At the same time, Almereyda chooses unique formal techniques that underscore the social artifices in our lives, just as Milgram’s research did. Production designer Deana Sidney uses black-and-white rear-projected backdrops (a common practice for 1940s and 1950s cinema, and sometimes used as an intentionally stylistic flourish today, like in the driving scenes in Pulp Fiction) for scenes of marital dialogue in the car and significant social meetings, such as when Milgram dines with his mentor—all moments where Milgram openly adopts an acknowledged “role” (the husband, the mentee, etc.). On other occasions, Sarsgaard looks straight at the camera and speaks to the audience, as if Milgram is the host of his own life. Or he walks down a Yale hallway, followed by a proverbial (and quite literal) elephant in the room, played by a full-size animal. Milgram’s studies tried to emphasize the elephant in the room in all social situations, and Almereyda chooses creative ways to depict them and reinforce his subject’s role in the world around them.

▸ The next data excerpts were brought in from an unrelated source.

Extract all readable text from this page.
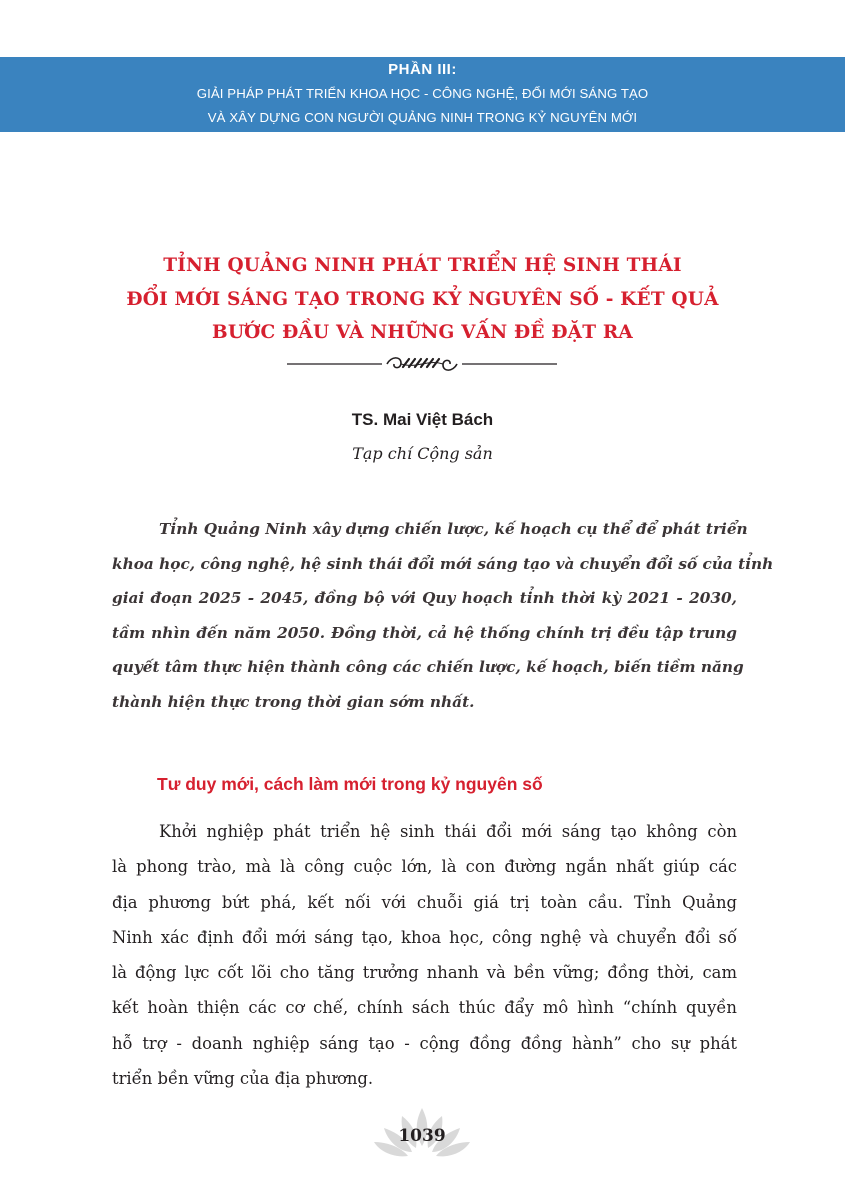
PHẦN III:
GIẢI PHÁP PHÁT TRIỂN KHOA HỌC - CÔNG NGHỆ, ĐỔI MỚI SÁNG TẠO
VÀ XÂY DỰNG CON NGƯỜI QUẢNG NINH TRONG KỶ NGUYÊN MỚI
TỈNH QUẢNG NINH PHÁT TRIỂN HỆ SINH THÁI
ĐỔI MỚI SÁNG TẠO TRONG KỶ NGUYÊN SỐ - KẾT QUẢ
BƯỚC ĐẦU VÀ NHỮNG VẤN ĐỀ ĐẶT RA
TS. Mai Việt Bách
Tạp chí Cộng sản
Tỉnh Quảng Ninh xây dựng chiến lược, kế hoạch cụ thể để phát triển
khoa học, công nghệ, hệ sinh thái đổi mới sáng tạo và chuyển đổi số của tỉnh
giai đoạn 2025 - 2045, đồng bộ với Quy hoạch tỉnh thời kỳ 2021 - 2030,
tầm nhìn đến năm 2050. Đồng thời, cả hệ thống chính trị đều tập trung
quyết tâm thực hiện thành công các chiến lược, kế hoạch, biến tiềm năng
thành hiện thực trong thời gian sớm nhất.
Tư duy mới, cách làm mới trong kỷ nguyên số
Khởi nghiệp phát triển hệ sinh thái đổi mới sáng tạo không còn
là phong trào, mà là công cuộc lớn, là con đường ngắn nhất giúp các
địa phương bứt phá, kết nối với chuỗi giá trị toàn cầu. Tỉnh Quảng
Ninh xác định đổi mới sáng tạo, khoa học, công nghệ và chuyển đổi số
là động lực cốt lõi cho tăng trưởng nhanh và bền vững; đồng thời, cam
kết hoàn thiện các cơ chế, chính sách thúc đẩy mô hình “chính quyền
hỗ trợ - doanh nghiệp sáng tạo - cộng đồng đồng hành” cho sự phát
triển bền vững của địa phương.
1039
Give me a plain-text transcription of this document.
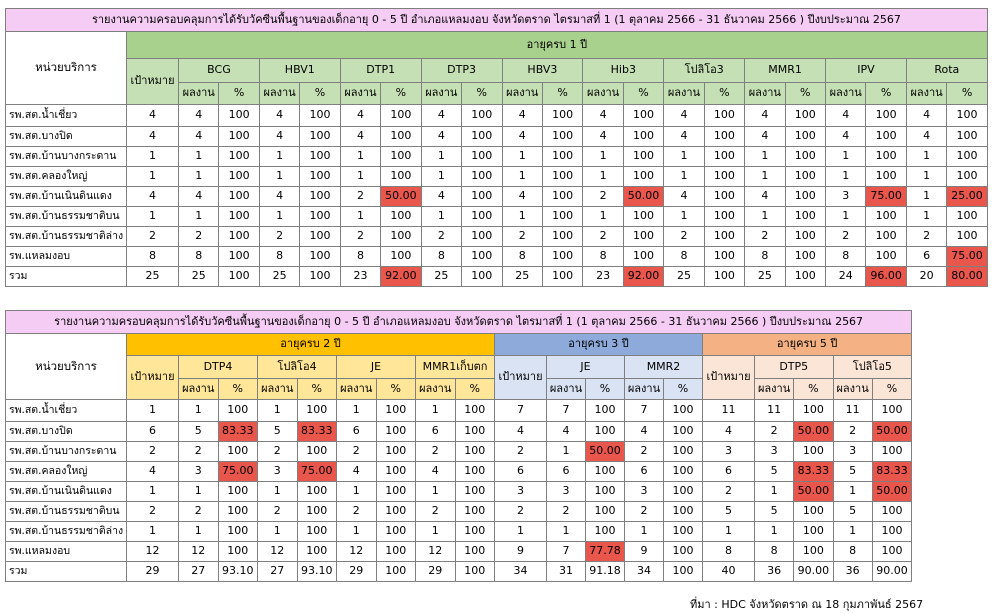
รายงานความครอบคลุมการได้รับวัคซีนพื้นฐานของเด็กอายุ 0 - 5 ปี อำเภอแหลมงอบ จังหวัดตราด ไตรมาสที่ 1 (1 ตุลาคม 2566 - 31 ธันวาคม 2566 ) ปีงบประมาณ 2567																					
หน่วยบริการ	อายุครบ 1 ปี																				
	เป้าหมาย	BCG		HBV1		DTP1		DTP3		HBV3		Hib3		โปลิโอ3		MMR1		IPV		Rota	
		ผลงาน	%	ผลงาน	%	ผลงาน	%	ผลงาน	%	ผลงาน	%	ผลงาน	%	ผลงาน	%	ผลงาน	%	ผลงาน	%	ผลงาน	%
รพ.สต.น้ำเชี่ยว	4	4	100	4	100	4	100	4	100	4	100	4	100	4	100	4	100	4	100	4	100
รพ.สต.บางปิด	4	4	100	4	100	4	100	4	100	4	100	4	100	4	100	4	100	4	100	4	100
รพ.สต.บ้านบางกระดาน	1	1	100	1	100	1	100	1	100	1	100	1	100	1	100	1	100	1	100	1	100
รพ.สต.คลองใหญ่	1	1	100	1	100	1	100	1	100	1	100	1	100	1	100	1	100	1	100	1	100
รพ.สต.บ้านเนินดินแดง	4	4	100	4	100	2	50.00	4	100	4	100	2	50.00	4	100	4	100	3	75.00	1	25.00
รพ.สต.บ้านธรรมชาติบน	1	1	100	1	100	1	100	1	100	1	100	1	100	1	100	1	100	1	100	1	100
รพ.สต.บ้านธรรมชาติล่าง	2	2	100	2	100	2	100	2	100	2	100	2	100	2	100	2	100	2	100	2	100
รพ.แหลมงอบ	8	8	100	8	100	8	100	8	100	8	100	8	100	8	100	8	100	8	100	6	75.00
รวม	25	25	100	25	100	23	92.00	25	100	25	100	23	92.00	25	100	25	100	24	96.00	20	80.00
รายงานความครอบคลุมการได้รับวัคซีนพื้นฐานของเด็กอายุ 0 - 5 ปี อำเภอแหลมงอบ จังหวัดตราด ไตรมาสที่ 1 (1 ตุลาคม 2566 - 31 ธันวาคม 2566 ) ปีงบประมาณ 2567																			
หน่วยบริการ	อายุครบ 2 ปี									อายุครบ 3 ปี					อายุครบ 5 ปี				
	เป้าหมาย	DTP4		โปลิโอ4		JE		MMR1เก็บตก		เป้าหมาย	JE		MMR2		เป้าหมาย	DTP5		โปลิโอ5	
		ผลงาน	%	ผลงาน	%	ผลงาน	%	ผลงาน	%		ผลงาน	%	ผลงาน	%		ผลงาน	%	ผลงาน	%
รพ.สต.น้ำเชี่ยว	1	1	100	1	100	1	100	1	100	7	7	100	7	100	11	11	100	11	100
รพ.สต.บางปิด	6	5	83.33	5	83.33	6	100	6	100	4	4	100	4	100	4	2	50.00	2	50.00
รพ.สต.บ้านบางกระดาน	2	2	100	2	100	2	100	2	100	2	1	50.00	2	100	3	3	100	3	100
รพ.สต.คลองใหญ่	4	3	75.00	3	75.00	4	100	4	100	6	6	100	6	100	6	5	83.33	5	83.33
รพ.สต.บ้านเนินดินแดง	1	1	100	1	100	1	100	1	100	3	3	100	3	100	2	1	50.00	1	50.00
รพ.สต.บ้านธรรมชาติบน	2	2	100	2	100	2	100	2	100	2	2	100	2	100	5	5	100	5	100
รพ.สต.บ้านธรรมชาติล่าง	1	1	100	1	100	1	100	1	100	1	1	100	1	100	1	1	100	1	100
รพ.แหลมงอบ	12	12	100	12	100	12	100	12	100	9	7	77.78	9	100	8	8	100	8	100
รวม	29	27	93.10	27	93.10	29	100	29	100	34	31	91.18	34	100	40	36	90.00	36	90.00
ที่มา : HDC จังหวัดตราด ณ 18 กุมภาพันธ์ 2567
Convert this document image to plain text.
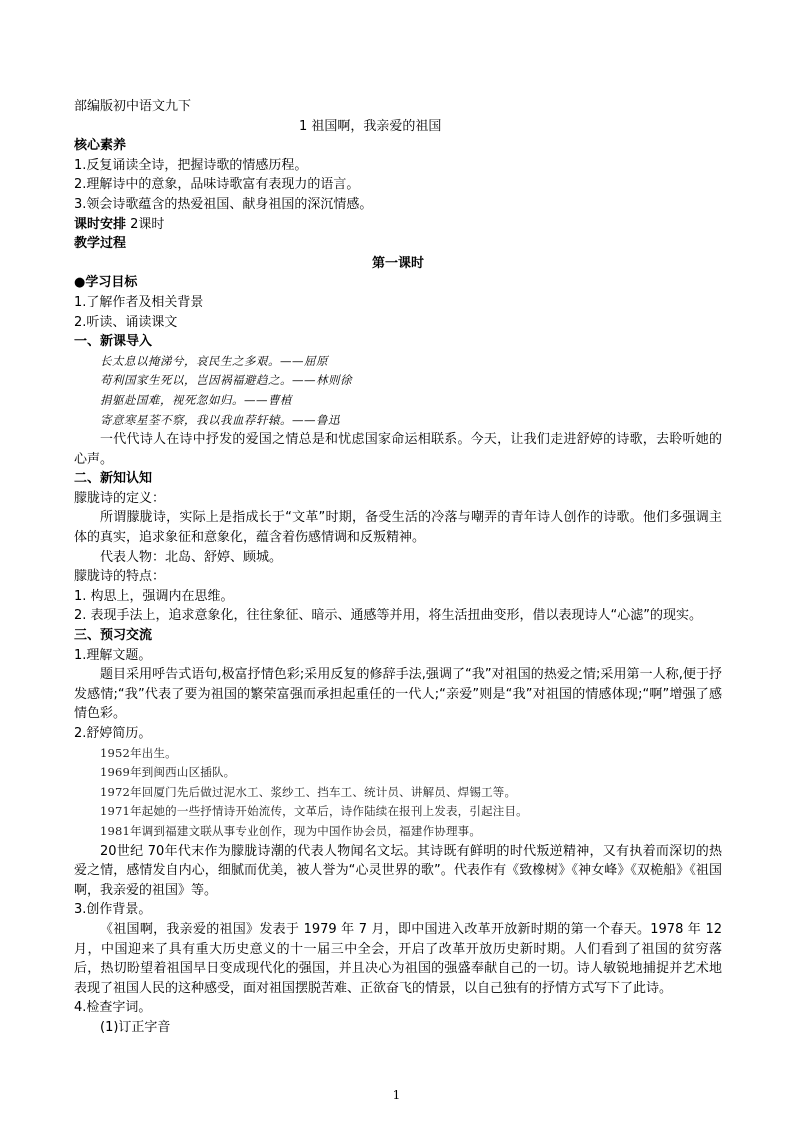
部编版初中语文九下
1 祖国啊，我亲爱的祖国
核心素养
1.反复诵读全诗，把握诗歌的情感历程。
2.理解诗中的意象，品味诗歌富有表现力的语言。
3.领会诗歌蕴含的热爱祖国、献身祖国的深沉情感。
课时安排 2课时
教学过程
第一课时
●学习目标
1.了解作者及相关背景
2.听读、诵读课文
一、新课导入
长太息以掩涕兮，哀民生之多艰。——屈原
苟利国家生死以，岂因祸福避趋之。——林则徐
捐躯赴国难，视死忽如归。——曹植
寄意寒星荃不察，我以我血荐轩辕。——鲁迅
一代代诗人在诗中抒发的爱国之情总是和忧虑国家命运相联系。今天，让我们走进舒婷的诗歌，去聆听她的心声。
二、新知认知
朦胧诗的定义：
所谓朦胧诗，实际上是指成长于“文革”时期，备受生活的冷落与嘲弄的青年诗人创作的诗歌。他们多强调主体的真实，追求象征和意象化，蕴含着伤感情调和反叛精神。
代表人物：北岛、舒婷、顾城。
朦胧诗的特点：
1. 构思上，强调内在思维。
2. 表现手法上，追求意象化，往往象征、暗示、通感等并用，将生活扭曲变形，借以表现诗人“心滤”的现实。
三、预习交流
1.理解文题。
题目采用呼告式语句,极富抒情色彩;采用反复的修辞手法,强调了“我”对祖国的热爱之情;采用第一人称,便于抒发感情;“我”代表了要为祖国的繁荣富强而承担起重任的一代人;“亲爱”则是“我”对祖国的情感体现;“啊”增强了感情色彩。
2.舒婷简历。
1952年出生。
1969年到闽西山区插队。
1972年回厦门先后做过泥水工、浆纱工、挡车工、统计员、讲解员、焊锡工等。
1971年起她的一些抒情诗开始流传，文革后，诗作陆续在报刊上发表，引起注目。
1981年调到福建文联从事专业创作，现为中国作协会员，福建作协理事。
20世纪 70年代末作为朦胧诗潮的代表人物闻名文坛。其诗既有鲜明的时代叛逆精神，又有执着而深切的热爱之情，感情发自内心，细腻而优美，被人誉为“心灵世界的歌”。代表作有《致橡树》《神女峰》《双桅船》《祖国啊，我亲爱的祖国》等。
3.创作背景。
《祖国啊，我亲爱的祖国》发表于 1979 年 7 月，即中国进入改革开放新时期的第一个春天。1978 年 12 月，中国迎来了具有重大历史意义的十一届三中全会，开启了改革开放历史新时期。人们看到了祖国的贫穷落后，热切盼望着祖国早日变成现代化的强国，并且决心为祖国的强盛奉献自己的一切。诗人敏锐地捕捉并艺术地表现了祖国人民的这种感受，面对祖国摆脱苦难、正欲奋飞的情景，以自己独有的抒情方式写下了此诗。
4.检查字词。
(1)订正字音
1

Just like Milgram’s obedience experiments, Almereyda’s film will undoubtedly be a conversation starter as to the ethical implications of Milgram’s approach. Almereyda surely remains sympathetic to the figure, and given the outcomes of his research, why not? Sure, Milgram pushed boundaries, but he also achieved irrefutable results—results a panel of other psychologists said would never be the case; they thought people would outright refuse to shock another person. They were frighteningly wrong. And while Experimenter does not overly concern itself with Milgram’s personal life and successes, the more human scenes are included as a way to reinforce why he approached certain subjects in his research. The film is a fascinating approach to its subject and unconventional compared to similarly themed titles like, say, Kinsey (2004). The result may leave some viewers emotionally cold toward the material, but our intellect is engaged in the engrossing subject and absorbing way it was made.